Soprattutto il sommelier deve gestire accuratamente il rapporto con la clientela, che, se possibile, è ancora più importante della gestione della cantina. La soddisfazione del cliente deve essere l’obiettivo primario di ogni sommelier e perché questa avvenga, la partita si gioca sul piano umano. Anche il cliente più esigente può perdonare una piccola mancanza se siete in grado di incantarlo con una cultura affabile e non invadente.

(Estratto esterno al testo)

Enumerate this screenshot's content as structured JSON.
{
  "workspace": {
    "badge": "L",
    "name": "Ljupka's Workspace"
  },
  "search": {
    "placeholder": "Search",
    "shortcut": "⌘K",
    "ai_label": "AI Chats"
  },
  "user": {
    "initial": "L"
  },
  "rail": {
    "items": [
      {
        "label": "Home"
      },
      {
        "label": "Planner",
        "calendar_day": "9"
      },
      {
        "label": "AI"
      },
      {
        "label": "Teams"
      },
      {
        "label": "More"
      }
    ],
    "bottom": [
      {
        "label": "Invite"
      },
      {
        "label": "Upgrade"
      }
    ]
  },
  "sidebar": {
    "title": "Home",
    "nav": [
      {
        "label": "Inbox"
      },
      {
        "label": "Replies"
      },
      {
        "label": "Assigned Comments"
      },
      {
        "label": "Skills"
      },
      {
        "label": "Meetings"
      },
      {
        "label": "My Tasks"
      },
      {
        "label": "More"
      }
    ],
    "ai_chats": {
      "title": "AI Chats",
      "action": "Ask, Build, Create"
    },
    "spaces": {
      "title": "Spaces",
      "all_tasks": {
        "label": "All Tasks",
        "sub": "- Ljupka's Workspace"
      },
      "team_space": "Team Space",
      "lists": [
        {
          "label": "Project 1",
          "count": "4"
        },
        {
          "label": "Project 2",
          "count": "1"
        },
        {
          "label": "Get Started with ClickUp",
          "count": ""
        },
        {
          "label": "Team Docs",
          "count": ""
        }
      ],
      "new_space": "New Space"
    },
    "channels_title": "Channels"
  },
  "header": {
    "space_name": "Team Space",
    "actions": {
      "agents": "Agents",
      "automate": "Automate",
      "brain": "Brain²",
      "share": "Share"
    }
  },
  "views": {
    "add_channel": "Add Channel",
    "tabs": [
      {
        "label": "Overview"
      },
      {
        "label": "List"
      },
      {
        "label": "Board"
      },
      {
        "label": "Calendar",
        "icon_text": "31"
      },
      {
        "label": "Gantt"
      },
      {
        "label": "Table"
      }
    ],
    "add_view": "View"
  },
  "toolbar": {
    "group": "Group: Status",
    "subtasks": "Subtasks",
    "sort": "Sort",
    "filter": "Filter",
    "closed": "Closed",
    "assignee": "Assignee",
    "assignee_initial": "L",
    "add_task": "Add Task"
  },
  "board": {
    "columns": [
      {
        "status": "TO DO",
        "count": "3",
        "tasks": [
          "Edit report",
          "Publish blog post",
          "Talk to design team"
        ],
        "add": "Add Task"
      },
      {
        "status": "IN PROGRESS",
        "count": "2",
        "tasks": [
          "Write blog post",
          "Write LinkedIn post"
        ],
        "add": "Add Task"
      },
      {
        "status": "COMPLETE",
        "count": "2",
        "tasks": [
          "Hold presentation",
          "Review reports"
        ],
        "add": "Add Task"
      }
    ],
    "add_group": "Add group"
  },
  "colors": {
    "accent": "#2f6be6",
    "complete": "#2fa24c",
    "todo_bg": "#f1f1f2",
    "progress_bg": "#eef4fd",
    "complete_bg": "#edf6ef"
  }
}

Diventa sommelier se vuoi fare questo lavoro o se più semplicemente ami il vino. ti consiglio quindi di scegliere se diventare Sommelier AIS o FISAR, ma non pensare nemmeno per un momento che fare questi corsi non sia importante. La loro didattica, seppur semplice e forse un po’ troppo mnemonica a discapito del ragionamento, è fondamentale per farti capire cosa ti occorre sapere per fare il passo successivo.
Evita gli atteggiamenti da enofighetto snob: ti sei guadagnato un pezzo di carta, ma devi restare umile. Il mondo del vino è ampio e pieno di persone affascinanti da cui puoi imparare.
Io personalmente ho seguito i corsi AIS e mi sono trovata molto bene, soprattutto nella sede di Faenza, oggi Alta Romagna. L’unica pecca di questi corsi è che la qualità di quanto ho bevuto (e mangiato al 3°livello) non deve essere presa come legge universale in quanto solitamente medio-bassa. I corsi sono bellissimi perché ti mettono sulla strada, ma sta poi a te bere e ancora bere per sapere davvero di cosa parlare.
In bocca al lupo per il tuo percorso!